BIG is making a huge investment along with partners UNStudio and Squint/Opera in a new virtual platform that responds to the demands of the post-pandemic world with a digital presentation tool aimed at increasing effective collaboration on and reducing the carbon footprint of future projects across the world.
The new project, called SpaceForm, promises to drastically reduce costs of project development by offering users the ability to present 3D models with up to 100 co-workers in real-time, saving resources with its multi-device ability to connect with widely-used visualization software like Rhino, Rivet, Sketchup, and Unreal seamlessly.
Before the COVID-19 pandemic, firms had been mostly expanding their footprints, growing a web of connections between offices that has become obsolete in the minds of some thanks to the changes caused by the pandemic. Now, with the onset of virtual workspace becoming all the more apparent, BIG has coupled with UNStudio and creative digital designers Squint/Opera to develop the platform based on a prototype first conceived in 2018 with the help of funding from video game producer Epic Games’ seed-funder initiative Epic MegaGrant.
The ability to work with so many disparate people so intimately is one reason BIG founder Bjarke Ingels is so interested in its potential.

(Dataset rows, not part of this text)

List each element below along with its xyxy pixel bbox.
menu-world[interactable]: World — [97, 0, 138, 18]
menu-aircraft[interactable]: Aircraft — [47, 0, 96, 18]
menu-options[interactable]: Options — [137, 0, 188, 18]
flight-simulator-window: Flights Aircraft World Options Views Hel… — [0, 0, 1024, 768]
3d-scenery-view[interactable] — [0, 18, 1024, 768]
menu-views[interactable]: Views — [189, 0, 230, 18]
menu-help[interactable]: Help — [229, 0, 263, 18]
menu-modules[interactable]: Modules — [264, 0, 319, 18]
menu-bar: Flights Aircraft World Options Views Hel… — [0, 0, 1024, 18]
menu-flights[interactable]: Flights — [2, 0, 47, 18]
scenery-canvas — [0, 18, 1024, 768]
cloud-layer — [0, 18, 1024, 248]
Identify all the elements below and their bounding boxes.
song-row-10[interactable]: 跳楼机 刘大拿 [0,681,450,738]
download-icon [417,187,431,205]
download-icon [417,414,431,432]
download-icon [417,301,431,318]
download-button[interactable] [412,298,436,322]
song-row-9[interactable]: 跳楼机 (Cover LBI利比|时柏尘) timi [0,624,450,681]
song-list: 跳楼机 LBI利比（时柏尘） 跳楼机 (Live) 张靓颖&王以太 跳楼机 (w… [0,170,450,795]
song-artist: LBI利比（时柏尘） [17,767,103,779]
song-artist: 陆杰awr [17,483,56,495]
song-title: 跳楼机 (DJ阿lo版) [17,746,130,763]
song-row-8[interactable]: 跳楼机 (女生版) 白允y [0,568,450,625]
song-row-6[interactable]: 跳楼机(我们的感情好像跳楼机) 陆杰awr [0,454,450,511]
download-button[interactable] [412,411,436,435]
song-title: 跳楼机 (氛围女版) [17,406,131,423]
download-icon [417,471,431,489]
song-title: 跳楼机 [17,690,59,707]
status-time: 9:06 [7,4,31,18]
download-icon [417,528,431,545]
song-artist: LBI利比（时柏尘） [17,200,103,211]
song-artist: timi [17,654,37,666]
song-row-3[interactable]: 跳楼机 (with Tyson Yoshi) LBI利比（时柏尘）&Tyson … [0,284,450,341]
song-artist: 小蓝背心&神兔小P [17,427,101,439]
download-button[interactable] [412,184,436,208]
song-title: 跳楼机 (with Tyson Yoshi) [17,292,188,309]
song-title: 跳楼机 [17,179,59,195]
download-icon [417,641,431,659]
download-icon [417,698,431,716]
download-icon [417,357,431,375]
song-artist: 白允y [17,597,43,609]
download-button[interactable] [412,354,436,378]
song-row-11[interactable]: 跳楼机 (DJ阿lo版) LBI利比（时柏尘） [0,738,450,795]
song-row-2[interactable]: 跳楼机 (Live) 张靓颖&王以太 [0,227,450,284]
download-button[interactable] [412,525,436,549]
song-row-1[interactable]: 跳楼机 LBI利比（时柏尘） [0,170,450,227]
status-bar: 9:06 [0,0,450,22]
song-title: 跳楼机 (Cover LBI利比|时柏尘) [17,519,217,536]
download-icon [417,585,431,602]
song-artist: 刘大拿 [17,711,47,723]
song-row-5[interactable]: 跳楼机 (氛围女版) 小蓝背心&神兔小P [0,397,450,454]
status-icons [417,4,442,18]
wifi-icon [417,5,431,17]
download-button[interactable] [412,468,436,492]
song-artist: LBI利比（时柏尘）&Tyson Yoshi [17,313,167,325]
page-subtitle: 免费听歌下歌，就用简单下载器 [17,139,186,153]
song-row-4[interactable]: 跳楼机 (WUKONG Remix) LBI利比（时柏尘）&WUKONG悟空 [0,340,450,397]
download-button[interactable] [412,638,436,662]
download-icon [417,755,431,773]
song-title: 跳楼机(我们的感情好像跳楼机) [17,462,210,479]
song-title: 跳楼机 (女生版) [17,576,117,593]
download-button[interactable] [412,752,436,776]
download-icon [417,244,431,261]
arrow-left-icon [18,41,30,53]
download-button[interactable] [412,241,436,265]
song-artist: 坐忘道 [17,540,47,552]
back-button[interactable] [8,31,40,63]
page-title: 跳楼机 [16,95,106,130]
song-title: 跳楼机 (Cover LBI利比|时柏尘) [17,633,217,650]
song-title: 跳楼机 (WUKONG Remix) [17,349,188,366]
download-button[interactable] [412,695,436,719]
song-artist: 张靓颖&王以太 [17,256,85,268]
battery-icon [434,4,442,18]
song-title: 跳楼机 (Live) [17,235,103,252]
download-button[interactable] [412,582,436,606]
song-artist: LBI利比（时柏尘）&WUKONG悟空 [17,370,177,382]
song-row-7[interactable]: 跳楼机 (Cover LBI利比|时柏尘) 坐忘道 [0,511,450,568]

“In the future, every physical object will be connected to one another, sensing each other and everything in between. For every physical object, there will be a digital twin. For every physical space, a virtual space,” Ingels said in a statement. “SpaceForm is the augmented creative collaborative environment of the future which will allow an instantaneous confluence of actual and imagined realities — the present and the future fusing in our augmented sense of reality.”
9 Comments
I woke up this morning hoping I would get an augmented sense of reality. Unfortunately the cat hid the goggles so I am back to a sketch pad and a piece of charcoal. Woe is me.
I, for one, trust Bjarke implicitly and in no way feel cynically about this effort.
As well you should. What could possibly go wrong psychlogically or emotionally with having a perfect digital twin.
yeah no
i don't understand what they're really proposing. It's awfully vague and sounds like pure puffery.
I believe they want to create an epistemology machine.
They're framing something that requires a huge amount of effort, with a high chance of failure, but from which a few people stand to benefit greatly, as an inevitability. Because any other framing would expose the fact that very few people actually want this.
Parametrics 2.0?
Looks and feels like the game my 11yo niece plays every day with her friend.